年末年始のご挨拶や進物として関西ではよく登場する、カステラ。小さい頃、小学校の教科書でも“南蛮渡来のお菓子”として紹介された記憶があり、どことなく海外の雰囲気を漂わせる。しかし、実際は日本のお菓子らしい。ということで、「カステラの老舗」、株式会社文明堂神戸店の代表取締役社長を務める片山智絵さんに話を聞いた。
片山さんはカステラについて、「もともとポルトガルよりスペインに近い地方のお菓子として、日本に渡来したもの。今、日本人が食べている同じ形状のお菓子は、ポルトガルやスペインにはない」と説明する。
また、カステラの名称も、由来はスペインの“カステリア”という地方の名前だという。その地域で作られているスポンジ菓子のようなものが、長崎に来た際に、日本独自の進化を果たして、現在に至るとのこと。なので、スペインに行って「カステラください」と言っても、名前も伝わらず、日本と同じ形状の商品は見つからない、ということになる。

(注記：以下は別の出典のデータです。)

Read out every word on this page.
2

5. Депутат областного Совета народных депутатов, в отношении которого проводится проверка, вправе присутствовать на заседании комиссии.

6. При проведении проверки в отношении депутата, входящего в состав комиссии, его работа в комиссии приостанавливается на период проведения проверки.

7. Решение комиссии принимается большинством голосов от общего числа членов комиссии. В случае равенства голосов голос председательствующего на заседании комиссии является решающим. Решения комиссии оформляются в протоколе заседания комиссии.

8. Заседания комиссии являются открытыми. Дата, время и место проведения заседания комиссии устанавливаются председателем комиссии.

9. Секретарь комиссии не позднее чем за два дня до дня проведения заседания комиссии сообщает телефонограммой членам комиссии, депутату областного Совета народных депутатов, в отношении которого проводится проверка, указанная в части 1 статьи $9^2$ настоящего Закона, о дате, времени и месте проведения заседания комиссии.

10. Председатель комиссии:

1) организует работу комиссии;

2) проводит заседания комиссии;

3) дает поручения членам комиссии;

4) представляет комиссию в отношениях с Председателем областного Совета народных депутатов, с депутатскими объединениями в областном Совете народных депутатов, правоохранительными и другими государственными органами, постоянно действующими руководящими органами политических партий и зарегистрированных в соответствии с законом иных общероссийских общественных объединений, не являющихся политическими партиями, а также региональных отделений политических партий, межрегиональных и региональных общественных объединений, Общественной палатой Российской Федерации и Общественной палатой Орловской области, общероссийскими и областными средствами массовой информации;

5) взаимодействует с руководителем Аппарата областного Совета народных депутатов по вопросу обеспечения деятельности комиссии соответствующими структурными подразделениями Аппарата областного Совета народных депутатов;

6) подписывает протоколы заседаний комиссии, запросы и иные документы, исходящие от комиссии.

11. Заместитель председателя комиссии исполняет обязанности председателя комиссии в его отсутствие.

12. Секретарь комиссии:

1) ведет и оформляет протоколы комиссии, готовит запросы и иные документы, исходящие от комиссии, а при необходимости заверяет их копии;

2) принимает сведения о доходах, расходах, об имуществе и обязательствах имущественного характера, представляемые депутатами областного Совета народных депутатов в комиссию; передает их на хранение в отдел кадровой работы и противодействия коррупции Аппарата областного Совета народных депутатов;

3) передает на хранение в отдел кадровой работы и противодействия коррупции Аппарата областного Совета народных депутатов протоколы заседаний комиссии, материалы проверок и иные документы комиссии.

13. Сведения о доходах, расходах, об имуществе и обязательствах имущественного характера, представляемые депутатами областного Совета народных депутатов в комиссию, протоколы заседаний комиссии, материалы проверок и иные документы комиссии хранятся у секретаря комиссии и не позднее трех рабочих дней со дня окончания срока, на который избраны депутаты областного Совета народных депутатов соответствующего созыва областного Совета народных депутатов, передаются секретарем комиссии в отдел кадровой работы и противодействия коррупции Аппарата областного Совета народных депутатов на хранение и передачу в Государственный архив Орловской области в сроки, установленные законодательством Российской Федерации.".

ただ、ルーツをみても、“南蛮渡来のお菓子”であることは間違いなく、文明堂神戸店などで使われているイラストなども、教科書で見かける南蛮人らしいものが描かれている。日本人の心にはカステラ=渡来(海外)のものというイメージは長年刷り込まれてきたともいえる。文明堂のホームページには「お客様にとどけたい、やさしい日本の味」とあるように、日本人の多くが愛するカステラは、実は和菓子と言っても、過言ではないのではないだろうか?